Trascott assisted her by the use of much cold water. When the flow of blood was stopped, she called into requisition some healing ointment which Bannon had brought on his own authority and then bound the limb neatly with linen. There was something exquisite in the sensation for Britton. The soft touch of her fingers, the near fragrance of her person and the electric glow of awakened sympathy combined to influence him and awake strange thrills to which he was not at all subject.

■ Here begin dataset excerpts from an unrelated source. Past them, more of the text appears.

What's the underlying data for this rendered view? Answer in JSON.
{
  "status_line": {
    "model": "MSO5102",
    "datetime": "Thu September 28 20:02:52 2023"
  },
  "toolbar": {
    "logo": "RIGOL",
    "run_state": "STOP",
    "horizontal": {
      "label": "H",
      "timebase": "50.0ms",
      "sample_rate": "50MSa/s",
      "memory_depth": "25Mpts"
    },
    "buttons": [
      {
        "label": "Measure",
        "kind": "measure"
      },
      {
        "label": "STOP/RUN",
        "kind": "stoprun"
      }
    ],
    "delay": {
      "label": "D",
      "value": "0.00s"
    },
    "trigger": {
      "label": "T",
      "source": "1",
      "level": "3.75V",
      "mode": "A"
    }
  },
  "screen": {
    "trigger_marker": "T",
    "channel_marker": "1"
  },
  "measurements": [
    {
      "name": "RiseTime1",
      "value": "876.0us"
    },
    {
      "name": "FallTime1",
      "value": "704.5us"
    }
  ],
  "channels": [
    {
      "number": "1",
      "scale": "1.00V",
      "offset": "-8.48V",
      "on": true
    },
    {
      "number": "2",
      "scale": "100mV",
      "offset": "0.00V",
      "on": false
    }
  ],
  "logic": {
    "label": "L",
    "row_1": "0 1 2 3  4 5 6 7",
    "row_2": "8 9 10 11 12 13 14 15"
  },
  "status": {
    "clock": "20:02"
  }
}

She felt the throb of his pulse as she held his wrist down to straighten the bandage, and the knowledge of its origin flushed her cheek. An instant she looked up at him inquiringly, almost with the spirit of challenge, but her lashes drooped under the tensity of his glance.
Virility was Britton's most salient attribute. When the man in him was stirred, it moved strongly, and the proximity of so fair a vision would have excited a less impressionable person, one with less of Britton's youthful and unbounded faith in women!
The steward disappeared about his business. Trascott and Ainsworth loitered away. Britton and the woman were left alone with that magnetic bond of touch binding them. With the man, the impression lasted for many a day! A new, uncurbed power was loosed within him, and the woman felt the trend of its might. It thrilled and awed at the same time. She shifted her hands to a final arrangement of the bandage.
"I think it will do," she murmured in a confused way.
Britton shook himself out of a wild dream, slowly fastened his shirt-sleeve and donned his coat.
"We will go below," he said, taking her arm and guiding her down the companionway. The stewardess met them in the passage and led the way to the stateroom she had prepared, disappearing therein.
"Good-night," she said, extending both hands. "I haven't found much opportunity to thank you. To-morrow I shall tell you more."
Britton took her fingers, and the mad blood leaped in his veins again.
"To-morrow," he cried gladly. "Ah! yes, there are many to-morrows, for you stay at Algiers."
"Many to-morrows!" she exclaimed with a happy laugh, as she turned into the stateroom. "That is a sweet way of putting it. Many to-morrows!-I like that idea."